A holistic data environment (HDE) completely disregards a document-driven way of thinking and makes things profoundly more efficient. We estimate that some of the companies embracing HDE, in fact, will be able to do the same number of projects with just ten percent of their current overhead—leaving them free to focus on the creative, analytic, and value-added side of their work.
An HDE places data and design at the center of everything. It also removes the control points that act as bottlenecks. Over the last few decades, a holistic approach has played a big role of how manufacturing sector achieved major productivity gains.
In the automotive sector, for instance, BMW is one of the companies that really led the way on bringing a more holistic approach to production technologies. Among other techniques, the company makes a digital twin of each of its various car models and that twin acts as the foundation of the company’s manufacturing process. In a holistic model, the twin contains all the data needed for the making of the item. It drives the manufacturing sequence. If a change is introduced within the 3D design, suppliers are automatically notified. The new parts automatically show up because BMW and their supply chain are all working off of a single source of the truth.
The construction industry should work the same way.
So instead of the way things currently operate between most AEC and EPC organizations and their supply chains with standalone repositories of data being transacted upon individually by big ERP hubs, a more holistic model means these data hubs could speak directly to one another. Instead of approval processes needing to happen for every little thing, the technology itself will validate most procurement events via smart contracts. Most requests could proceed without the need for manual approval. Requests or changes that fall outside the building’s specification would be automatically flagged for review by a manager.

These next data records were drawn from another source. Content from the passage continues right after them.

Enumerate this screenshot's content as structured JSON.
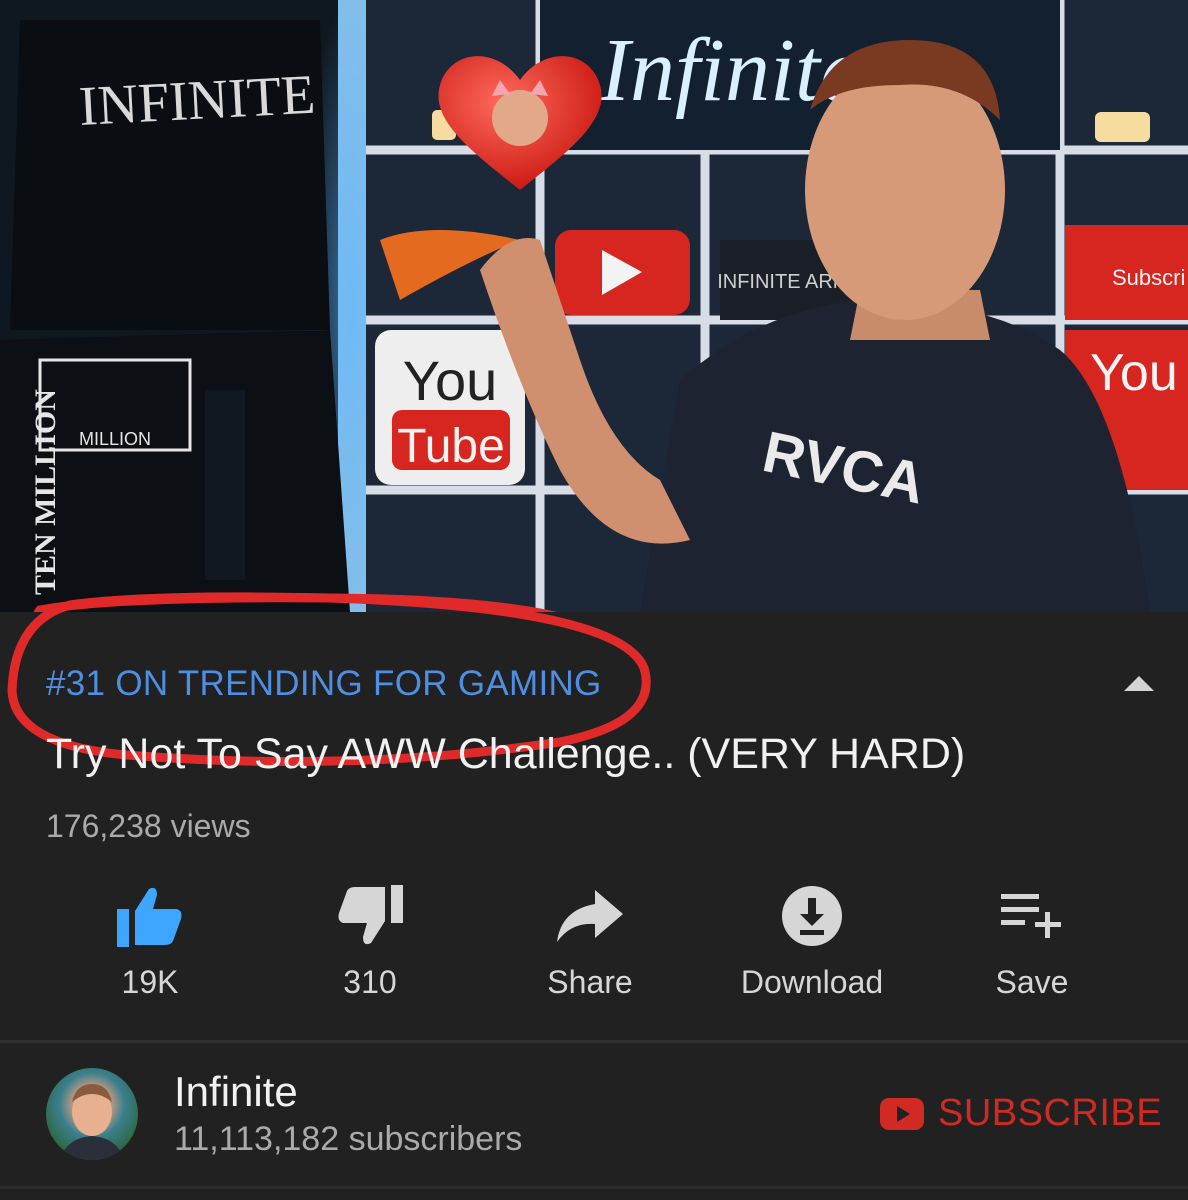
{
  "video": {
    "overlay_texts": {
      "neon_sign": "Infinite",
      "hoodie_print": "INFINITE",
      "jersey_text": "TEN MILLION",
      "jersey_badge": "MILLION",
      "shelf_box": "INFINITE ARMY",
      "pillow_you": "You",
      "pillow_tube": "Tube",
      "right_sign": "Subscri",
      "right_pillow": "You",
      "shirt_brand": "RVCA"
    }
  },
  "trending_label": "#31 ON TRENDING FOR GAMING",
  "title": "Try Not To Say AWW Challenge.. (VERY HARD)",
  "views": "176,238 views",
  "actions": [
    {
      "icon": "thumbs-up-icon",
      "label": "19K",
      "color": "#3ea6ff"
    },
    {
      "icon": "thumbs-down-icon",
      "label": "310",
      "color": "#d6d6d6"
    },
    {
      "icon": "share-icon",
      "label": "Share",
      "color": "#d6d6d6"
    },
    {
      "icon": "download-icon",
      "label": "Download",
      "color": "#d6d6d6"
    },
    {
      "icon": "save-playlist-icon",
      "label": "Save",
      "color": "#d6d6d6"
    }
  ],
  "channel": {
    "name": "Infinite",
    "subscribers": "11,113,182 subscribers"
  },
  "subscribe_label": "SUBSCRIBE",
  "colors": {
    "background": "#212121",
    "trending": "#4f8fe2",
    "subscribe": "#d02a22",
    "annotation": "#e02a2a"
  }
}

At the beginning of projects, a preliminary design would drive the construction sequence. The construction sequence would then be used to set a fuller design sequence. That would then support the procurement sequence and actual construction. There would be no break in the data or flow of information, even as the asset is handed off between organizations. The data and the design drive everything and remain at the center throughout.
It’s truly integrated planning and it’s not an incremental change. It’s a seismic one.
Aside from being able to do the same number of projects with just a fraction of the overhead, visibility is the other big promise of the holistic data environment.
Within the HDE model, everyone involved in each stage of an asset’s existence—design, construction, operations, maintenance—has infinitely more visibility into what’s happening. Suddenly they’re able to get a real-time sense of the project’s schedule and spend. Design changes become instantly available to all relevant players. Those design changes also automatically update timetables, budgets, and projections.
Data becomes the currency and lifeblood of the organization.
The need for reconciling, coordinating, and chasing down information is dramatically reduced. With the need for coordination and control functions so significantly lowered, organizations can focus on the parts of their work that add the most value—analysis, creativity, execution.
A holistic data environment also makes companies more adaptive and future proof. This is because HDE puts the organization's own data at the center instead of static documents or expensive software platforms. The data itself becomes more central. How that data is accessed becomes less important.
At Enstoa, we’re already starting to see just how much competitive edge this approach is bringing to new organizations that are starting with holistic data approach. When people talk about how construction and engineering can break free from its productivity plateau of the last 30 years, holistic data is one of the key ways.